“Olá, GUARDADOR de rebanhos,
Aí à beira da estrada,
Que te diz o vento que passa?”
“Que é vento, e que passa,
E que já passou antes,
E que passará depois,
E a ti o que te diz?”
“Muita cousa mais do que isso.
Fala-me de muitas outras cousas.
De memória e de saudades
E de cousas que nunca foram”
“Nuca ouviste passar o vento.
O vento só fala do vento.
O que lhe ouviste foi mentira,
E a mentira está em ti”
“Aí à beira da estrada” a palavra “aí” sugere o distanciamento que as vozes querem
manter do guardador de rebanhos, como se elas desfrutassem de um status superior ao dele e
não quisessem se misturar.
“Que te diz o vento que passa?” Considerando que o vento não fala, essa pergunta é
uma zombaria, gozação, desrespeito com a condição humilde do guardador; este verso deixa subentender que as vozes nada sabem sobre um homem em contato com a natureza; não
sabem que a vivência dele o faz ler dentro dos componentes da natureza.

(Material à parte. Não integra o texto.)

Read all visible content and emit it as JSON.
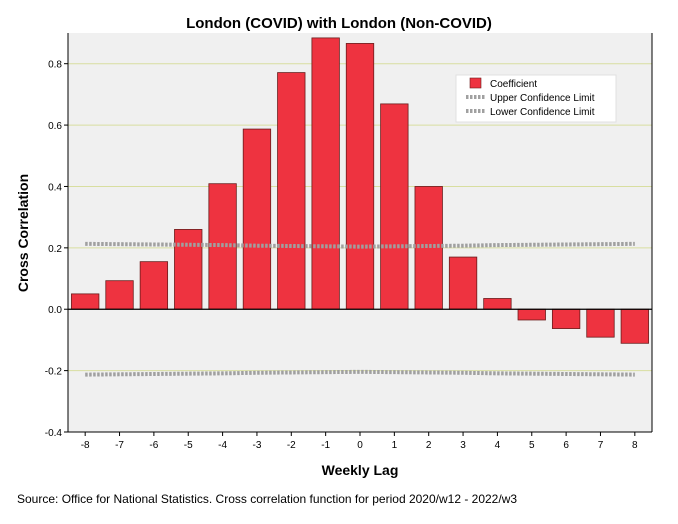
{
  "chart_data": {
    "type": "bar",
    "title": "London (COVID) with London (Non-COVID)",
    "xlabel": "Weekly Lag",
    "ylabel": "Cross Correlation",
    "categories": [
      "-8",
      "-7",
      "-6",
      "-5",
      "-4",
      "-3",
      "-2",
      "-1",
      "0",
      "1",
      "2",
      "3",
      "4",
      "5",
      "6",
      "7",
      "8"
    ],
    "ylim": [
      -0.4,
      0.9
    ],
    "yticks": [
      -0.4,
      -0.2,
      0.0,
      0.2,
      0.4,
      0.6,
      0.8
    ],
    "ytick_labels": [
      "-0.4",
      "-0.2",
      "0.0",
      "0.2",
      "0.4",
      "0.6",
      "0.8"
    ],
    "grid": true,
    "legend_position": "top-right",
    "series": [
      {
        "name": "Coefficient",
        "kind": "bar",
        "color": "#ee3340",
        "values": [
          0.05,
          0.093,
          0.155,
          0.26,
          0.409,
          0.587,
          0.771,
          0.884,
          0.866,
          0.669,
          0.4,
          0.17,
          0.035,
          -0.035,
          -0.063,
          -0.091,
          -0.111
        ]
      },
      {
        "name": "Upper Confidence Limit",
        "kind": "line",
        "style": "dotted",
        "color": "#a0a0a0",
        "values": [
          0.213,
          0.212,
          0.211,
          0.21,
          0.209,
          0.207,
          0.206,
          0.205,
          0.204,
          0.205,
          0.206,
          0.207,
          0.209,
          0.21,
          0.211,
          0.212,
          0.213
        ]
      },
      {
        "name": "Lower Confidence Limit",
        "kind": "line",
        "style": "dotted",
        "color": "#a0a0a0",
        "values": [
          -0.213,
          -0.212,
          -0.211,
          -0.21,
          -0.209,
          -0.207,
          -0.206,
          -0.205,
          -0.204,
          -0.205,
          -0.206,
          -0.207,
          -0.209,
          -0.21,
          -0.211,
          -0.212,
          -0.213
        ]
      }
    ]
  },
  "footer": {
    "source": "Source: Office for National Statistics. Cross correlation function for period 2020/w12 - 2022/w3"
  },
  "colors": {
    "plot_background": "#f0f0f0",
    "gridline": "#d8dea0",
    "bar_fill": "#ee3340",
    "bar_stroke": "#6b1c1c",
    "confidence_line": "#a0a0a0"
  }
}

Na terceira estrofe, essas vozes se manifestam pedantes rançosas: utilizam-se três
vezes da palavra “cousas”, um termo em desuso para induzir erudição.
A afirmação “muito mais do que isso” é ostentação, querer se colocar acima, num plano
de cultura superior; no entanto, as afirmações seguintes são vazias, sem qualquer conteúdo
e terminam a estrofe quase com uma evasão, indicando que elas não conseguem sustentar uma seqüência lógica“ com a expressão: “cousas que nunca foram”; não sabem o que afirmam.
O guardador, no entanto, indica qual é o conteúdo delas: a mentira, fantasia, vaidade, vulgaridade; tudo isso “está em ti”; está nelas que assim agem em todas as situações.